Defendant had exclusive control over the Mt. Vernon baler, was on notice of the obligation to preserve it, and consciously disregarded its obligation by selling the baler for scrap. See supra. Plaintiff has been substantially prejudiced by Defendant’s destruction of the Mt. Vernon baler, as Plaintiff cannot conduct its own examination following Defendant’s disclosures about the reasons for the baler’s failure during discovery. See Apple Inc., 888 F. Supp. 2d at 992.[3] Thus, the Court finds that an adverse jury instruction regarding Defendant’s spoliation of the Mt. Vernon baler is an appropriate sanction. The instruction shall inform the jury that Defendant was on notice that it had an obligation to preserve the Mt. Vernon baler, that Defendant destroyed the Mt. Vernon baler before Plaintiff could inspect it, that the Mt. Vernon baler was relevant to Plaintiff’s claims, and that an inspection of the Mt. Vernon baler would have corroborated Plaintiff’s claim that it was defective.

Defendant then moved for reconsideration. That motion was denied. The explanation:

Defendant moves for reconsideration of the Court’s order, arguing that the Court committed manifest error in imposing its spoliation sanction and awarding Plaintiff attorney fees. (See generally Dkt. No. 42.) ….Defendant contends that the Court committed manifest error when it found that Plaintiff is entitled to an adverse jury instruction following Defendant’s spoliation of the Mt. Vernon baler. (Dkt. No. 42 at 10-13.) Defendant argues that the Court erred by looking only to Defendant’s conscious disregard of its discovery obligations to determine that Defendant’s degree of fault warranted an adverse jury instruction. (See id. at 10-12.) But the Court’s order looked beyond Defendant’s conscious disregard in finding that an adverse jury instruction was warranted. Specifically, the Court considered: Defendant’s exclusive control over the Mt. Vernon baler; Defendant’s substantial prior notice that it had an obligation to preserve the Mt. Vernon baler; and Defendant’s subsequent conscious disregard of that obligation when it sold the Mt. Vernon baler for scrap. (See Dkt. No. 39 at 2-3, 6.) Defendant’s remaining arguments opposing the Court’s evaluation of Defendant’s degree of fault simply restate those it raised in its response to Plaintiff’s original motion. (Compare Dkt. No. 42 at 11-12, with Dkt.
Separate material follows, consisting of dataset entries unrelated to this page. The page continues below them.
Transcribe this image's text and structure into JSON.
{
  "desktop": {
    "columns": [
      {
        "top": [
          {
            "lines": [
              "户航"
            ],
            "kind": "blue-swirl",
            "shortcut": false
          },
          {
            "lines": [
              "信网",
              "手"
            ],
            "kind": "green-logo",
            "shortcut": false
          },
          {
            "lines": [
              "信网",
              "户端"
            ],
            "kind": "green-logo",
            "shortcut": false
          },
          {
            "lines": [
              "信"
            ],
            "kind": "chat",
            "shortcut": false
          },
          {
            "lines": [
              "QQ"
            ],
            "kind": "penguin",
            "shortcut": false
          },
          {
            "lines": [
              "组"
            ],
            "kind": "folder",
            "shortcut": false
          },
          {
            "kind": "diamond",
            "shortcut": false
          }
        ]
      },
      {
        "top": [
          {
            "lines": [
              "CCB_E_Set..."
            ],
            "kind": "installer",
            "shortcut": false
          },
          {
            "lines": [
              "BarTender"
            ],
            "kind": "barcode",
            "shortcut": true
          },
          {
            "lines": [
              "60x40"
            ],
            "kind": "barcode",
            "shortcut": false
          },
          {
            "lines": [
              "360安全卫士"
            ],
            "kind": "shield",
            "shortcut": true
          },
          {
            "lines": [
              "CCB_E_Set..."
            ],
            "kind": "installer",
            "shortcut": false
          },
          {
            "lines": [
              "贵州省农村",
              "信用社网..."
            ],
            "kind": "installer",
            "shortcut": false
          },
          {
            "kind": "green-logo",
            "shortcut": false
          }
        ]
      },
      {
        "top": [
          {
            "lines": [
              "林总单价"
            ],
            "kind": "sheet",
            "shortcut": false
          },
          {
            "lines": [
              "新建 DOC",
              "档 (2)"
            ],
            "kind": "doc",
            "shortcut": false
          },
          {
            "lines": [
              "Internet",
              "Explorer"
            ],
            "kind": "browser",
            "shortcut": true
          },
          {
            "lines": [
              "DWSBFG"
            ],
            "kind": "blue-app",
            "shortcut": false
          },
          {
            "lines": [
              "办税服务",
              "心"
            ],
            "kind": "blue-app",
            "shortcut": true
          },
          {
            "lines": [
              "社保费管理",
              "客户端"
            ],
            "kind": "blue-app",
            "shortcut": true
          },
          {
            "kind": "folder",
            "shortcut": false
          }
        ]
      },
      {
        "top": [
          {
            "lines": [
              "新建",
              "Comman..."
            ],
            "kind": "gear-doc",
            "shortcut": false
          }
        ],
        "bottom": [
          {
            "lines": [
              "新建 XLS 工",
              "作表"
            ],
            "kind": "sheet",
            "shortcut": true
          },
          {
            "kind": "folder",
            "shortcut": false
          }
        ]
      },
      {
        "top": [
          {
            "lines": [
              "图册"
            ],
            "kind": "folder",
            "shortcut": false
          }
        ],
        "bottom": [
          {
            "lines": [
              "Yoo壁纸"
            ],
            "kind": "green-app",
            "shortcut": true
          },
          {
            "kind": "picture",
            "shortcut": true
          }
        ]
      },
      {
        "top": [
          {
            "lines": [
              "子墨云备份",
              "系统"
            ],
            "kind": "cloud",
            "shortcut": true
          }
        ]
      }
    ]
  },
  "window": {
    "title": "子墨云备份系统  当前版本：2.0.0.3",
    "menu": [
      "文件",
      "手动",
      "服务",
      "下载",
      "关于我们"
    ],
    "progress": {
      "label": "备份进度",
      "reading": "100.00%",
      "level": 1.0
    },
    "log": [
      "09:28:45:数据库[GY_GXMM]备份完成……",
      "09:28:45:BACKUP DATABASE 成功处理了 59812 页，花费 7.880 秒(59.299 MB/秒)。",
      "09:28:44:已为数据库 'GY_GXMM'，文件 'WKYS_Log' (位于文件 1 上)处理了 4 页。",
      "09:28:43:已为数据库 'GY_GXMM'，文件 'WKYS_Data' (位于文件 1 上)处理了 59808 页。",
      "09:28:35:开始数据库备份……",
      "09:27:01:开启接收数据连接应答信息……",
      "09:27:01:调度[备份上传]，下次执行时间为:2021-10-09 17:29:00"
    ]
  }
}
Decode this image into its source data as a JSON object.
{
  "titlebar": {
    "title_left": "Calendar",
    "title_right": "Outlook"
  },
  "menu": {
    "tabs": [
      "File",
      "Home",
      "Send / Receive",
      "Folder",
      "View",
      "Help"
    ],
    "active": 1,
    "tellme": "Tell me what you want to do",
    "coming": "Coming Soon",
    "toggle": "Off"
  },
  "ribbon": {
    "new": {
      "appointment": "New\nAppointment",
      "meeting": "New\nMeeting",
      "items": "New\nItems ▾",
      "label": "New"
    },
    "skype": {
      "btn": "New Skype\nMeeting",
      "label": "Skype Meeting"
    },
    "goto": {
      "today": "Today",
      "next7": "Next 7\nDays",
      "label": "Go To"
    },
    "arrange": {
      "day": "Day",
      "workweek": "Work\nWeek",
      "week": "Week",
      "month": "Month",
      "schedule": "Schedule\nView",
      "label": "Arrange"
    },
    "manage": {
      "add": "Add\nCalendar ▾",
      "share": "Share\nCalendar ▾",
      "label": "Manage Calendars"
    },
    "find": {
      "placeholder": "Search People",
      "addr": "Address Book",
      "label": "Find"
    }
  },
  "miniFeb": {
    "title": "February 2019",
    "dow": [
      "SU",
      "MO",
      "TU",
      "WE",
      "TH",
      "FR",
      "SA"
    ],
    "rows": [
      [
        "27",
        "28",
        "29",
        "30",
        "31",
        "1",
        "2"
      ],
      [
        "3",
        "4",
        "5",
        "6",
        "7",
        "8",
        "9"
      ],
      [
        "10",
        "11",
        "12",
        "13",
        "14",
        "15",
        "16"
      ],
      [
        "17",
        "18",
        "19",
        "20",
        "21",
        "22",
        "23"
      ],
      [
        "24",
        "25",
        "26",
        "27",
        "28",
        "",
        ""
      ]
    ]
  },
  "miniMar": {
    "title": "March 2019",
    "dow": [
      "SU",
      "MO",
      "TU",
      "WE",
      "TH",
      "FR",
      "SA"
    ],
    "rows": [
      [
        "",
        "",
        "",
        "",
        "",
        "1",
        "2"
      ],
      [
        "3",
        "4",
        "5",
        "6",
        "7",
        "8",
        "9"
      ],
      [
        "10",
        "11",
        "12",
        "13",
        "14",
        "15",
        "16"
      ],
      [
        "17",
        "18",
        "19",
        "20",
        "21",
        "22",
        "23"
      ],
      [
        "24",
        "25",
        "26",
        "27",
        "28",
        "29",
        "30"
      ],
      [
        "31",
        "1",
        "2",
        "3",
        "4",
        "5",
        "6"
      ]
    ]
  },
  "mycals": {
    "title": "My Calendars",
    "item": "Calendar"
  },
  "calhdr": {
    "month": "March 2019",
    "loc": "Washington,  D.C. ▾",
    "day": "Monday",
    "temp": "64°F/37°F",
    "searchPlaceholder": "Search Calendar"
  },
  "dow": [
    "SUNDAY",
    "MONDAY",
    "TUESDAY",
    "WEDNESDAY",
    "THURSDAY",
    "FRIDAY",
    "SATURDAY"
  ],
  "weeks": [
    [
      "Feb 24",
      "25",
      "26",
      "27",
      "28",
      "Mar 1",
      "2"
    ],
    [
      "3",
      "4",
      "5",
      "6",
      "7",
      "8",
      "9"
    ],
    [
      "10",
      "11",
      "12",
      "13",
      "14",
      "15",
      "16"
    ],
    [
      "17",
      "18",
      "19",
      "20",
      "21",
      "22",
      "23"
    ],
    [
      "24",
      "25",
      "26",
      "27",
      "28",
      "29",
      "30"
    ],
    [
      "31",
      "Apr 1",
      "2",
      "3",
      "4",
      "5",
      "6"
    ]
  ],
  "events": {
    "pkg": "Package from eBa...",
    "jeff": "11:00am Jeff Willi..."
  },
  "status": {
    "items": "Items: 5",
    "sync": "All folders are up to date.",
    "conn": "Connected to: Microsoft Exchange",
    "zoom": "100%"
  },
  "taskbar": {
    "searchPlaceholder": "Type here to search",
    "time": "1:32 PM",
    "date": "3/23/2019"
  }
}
No. 30 at 8-9.) Thus, Defendant has not identified a manifest error in the Court’s evaluation of Defendant’s degree of fault in spoliating the Mt. Vernon baler. See Premier Harvest, Case No. C17-0784-JCC, Dkt. No. 61 at 1; W.D. Wash. Local Civ. R. 7(h)(1).

The case is TVI, Inc. v. Harmony Enterprises, Inc. Case No. C18-1461-JCC. (D. W.D. Washington).

This case is instructive for any lawyer handling litigation involving an allegedly defective product. Preserve the product until both sides have had an opportunity to examine it. Failing to preserve the product risks a spoliation of evidence instruction to the jury and an award of fees and costs.